1911 Encyclopædia Britannica/Cardinal Virtues

CARDINAL VIRTUES (Lat. cardo, a hinge; the fixed point on which anything turns), a phrase used for the principal virtues on which conduct in general depends. Socrates and Plato (see Republic, iv. 427) take these to be Prudence, Courage (or Fortitude), Temperance and Justice. It is noticeable that the virtue of Benevolence, which has played so important a part in Christian ethics and in modern altruistic and sociological theories, is omitted by the ancients. Further, against the Platonic list it may be urged (1) that it is arbitrary, and (2) that the several virtues are not specifically distinct, that the basis of the division is unsound, and that there is overlapping. It is said that St Ambrose was the first to adapt the Platonic classification to Christian theology. By the Roman Catholic Church these virtues are regarded as natural as opposed to the theological virtues, Faith, Hope and Charity. Some authors, combining the two lists, have spoken of the Seven Cardinal Virtues.

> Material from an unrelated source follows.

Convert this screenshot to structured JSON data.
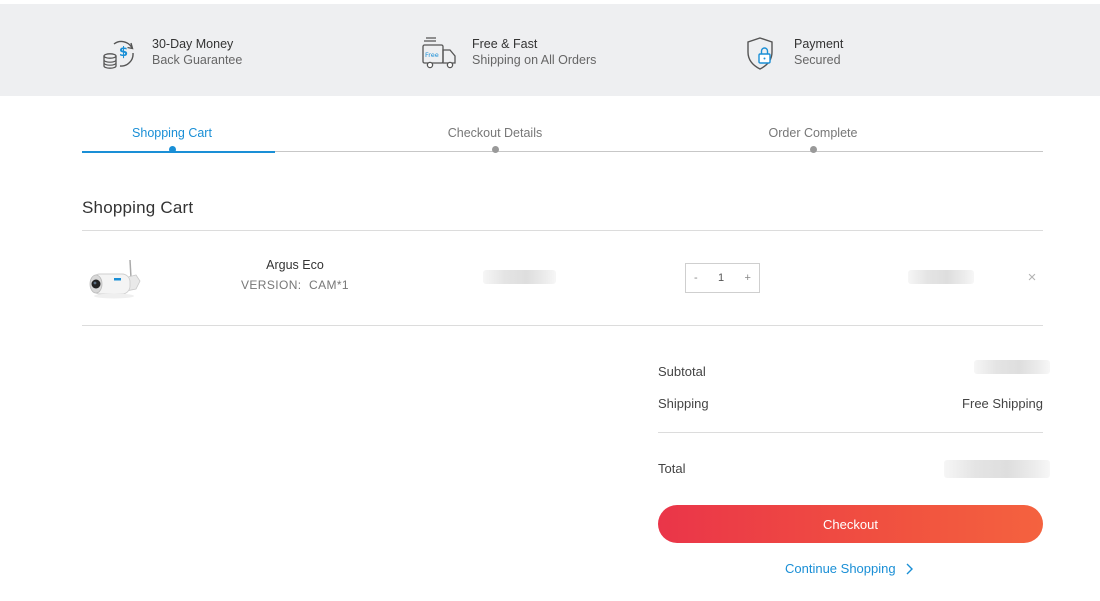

In English literature the phrase is found as far back as the Cursor Mundi (1300) and the Ayenbite of Inwit (1340).

See B. Jowett, Republic of Plato (Eng. trans., Oxford, 1887, Introd. p. lxiii); Plato, Protagoras (329-330); Aristotle, Nicomachean Ethics, vi. 13. 6; Th. Ziegler, Gesch. d. chr. Eth. (2nd ed.); H. Sidgwick, History of Ethics (5th ed.), pp. 44, 133, 143; and Methods of Ethics, p. 375.